There are various parameters distinguishing between these systems:
- Hosted (CloudKick, ServerDensity, CloudWatch, RevelCloud and others) vs Installed (Nagios, Munin, Ganglia, Cacti)
- Hosted solutions pricing plans use varied parameters such as price/server, price/metric, retention policy, # of metrics tracked, realtime-ness, etc.
- Poll based method – where collecting server polls the other servers/service vs. Push – where you have a client on the server that pushes locally collected data to logging/monitoring server
- Allowing custom metrics – not all systems allows monitoring, plotting, sending and alert on custom data (at least not in a easy manner)
My ideal monitoring system for any application that have servers running in the background should have the following features:
- Hosted – for when it doesn’t make sense for me to run the operations of this
- Open Source – for when the sweet spot leans towards me taking control of the operations and management of collecting my own statistics with a CLEAR path of migration between the hosted solution and my installed one
- Suitable for a cloud / virtual server environment – where servers go up and down and each server simply reports its data to the monitoring system without the need to pre-register it with the system. This suggests a small client running on each machine collecting local stats and relaying it to a central system
- Supports custom metrics – allowing me to add whatever stats I want be it operational (CPU, network bandwidth, disk space) or application related (such as number of sign ups or a specific function run time in milliseconds)
- Understand more than numbers – not all stats are equal. Some are counters which I just want to say “increment” or “decrement”. Others are single data points that I need to simply store. Others are special data points with a unit of measure (such as “milliseconds”, “Bytes/second”, etc)
- Locally installed client must handle network failures – if there is a network failure or a collecting server down time, stats will be stored locally and relayed to the collecting server when its available again
- Locally installed client should collect custom metrics – if I want to send some custom metrics from my app – say when a user signs up – my code would talk with the locally installed client and that client will relay the data to the collecting server. This ensures minimum configuration and my app code can assume that there is always a locally installed client which can communicate with the collecting server be it via UNIX sockets, UDP datagram, shared memory or anything else that is suitable for the job
- Data should be query-able – that is, I really want to query and filter more than just the timeframes of the data and general statistics on it (i.e. group by server, show specific servers, show values higher than X, etc)
- Reporting Console – somewhere to plot all these statistics which has embeddable graphs (for those who likes building their own dashboards)
- Built-in near real-time alerts – I want to be able to set alerts that go out near real time when collecting the data to a diverse set of outlets be it Email, Text Messages, Push Notifications, WebHook (for automating some auto handling of failures or problems), etc.
- API – because everything needs it
It is very important to me in almost any hosted SaaS (Software-as-a-Service) solution I use that I will have a clear migration path if (or when) the time comes and I need to host a certain sub-system on my own.

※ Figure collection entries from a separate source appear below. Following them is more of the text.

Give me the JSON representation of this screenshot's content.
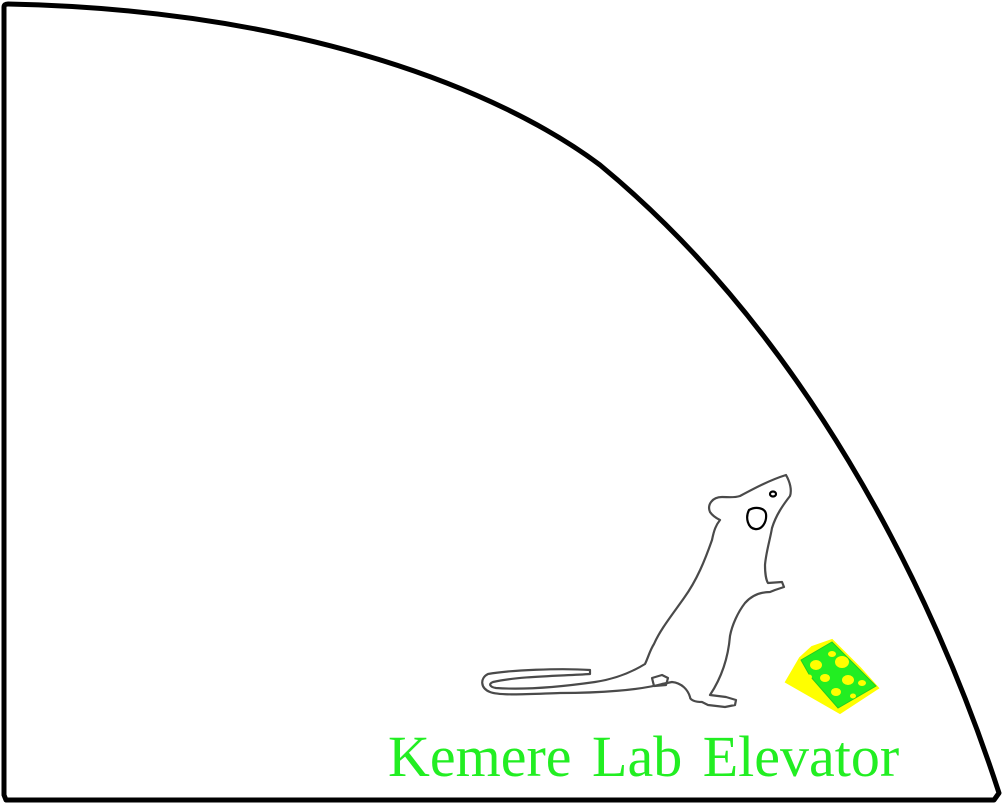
{
  "title": "Kemere Lab Elevator",
  "colors": {
    "outline": "#000000",
    "mouse_stroke": "#4a4a4a",
    "title": "#22ee22",
    "cheese_bright": "#ffff00",
    "cheese_green": "#22ee22"
  },
  "illustrations": {
    "shape": "quarter-circle-sector",
    "mouse": "mouse-outline-drawing",
    "cheese": "swiss-cheese-wedge"
  }
}
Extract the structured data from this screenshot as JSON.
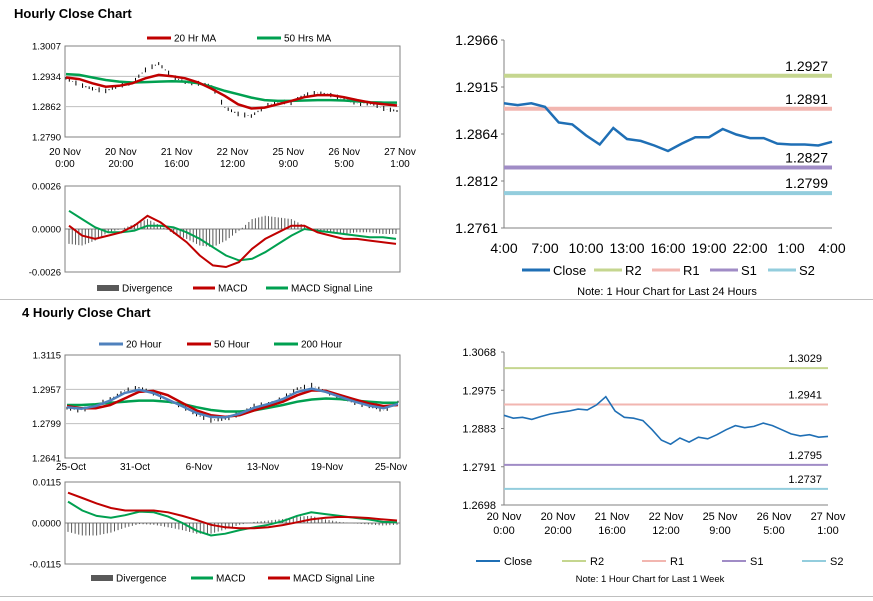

Sometimes I do have to compromise and use a system that I may not have the ability to migrate (or at least not easily) but the decision is made consciously.
From an architecture point of view, I would like to see these main building blocks:
- Storage – Reliable, scalable, can handle lots of writes fast and handle any size of dataset for any reasonable retention period
- Collectors – clients push data to these collectors which gets it and pass it on the processors
- Processors – Handle incoming data to be written. Aggregate data for quicker reporting.
- Reporting – something that will enable easy querying and filtering of the data
- Real time alerts monitoring – handle preconfigured alerts and figuring in near real time if certain conditions are met to issue the relevant alerts/actions
- Web Console – for configuration, querying and real-time plotting of data
- API for querying
- API for real time plotting – to be used for integration with other apps, embeddable chunks of code, etc.
While I’m sure with a little more thought more requirements can be added or some of these requirements can be merged and minimized, this set of features will create a system a lot of people would love to use and feel comfortable using.
Would you use such a system? Do you have anything else to add to the feature set?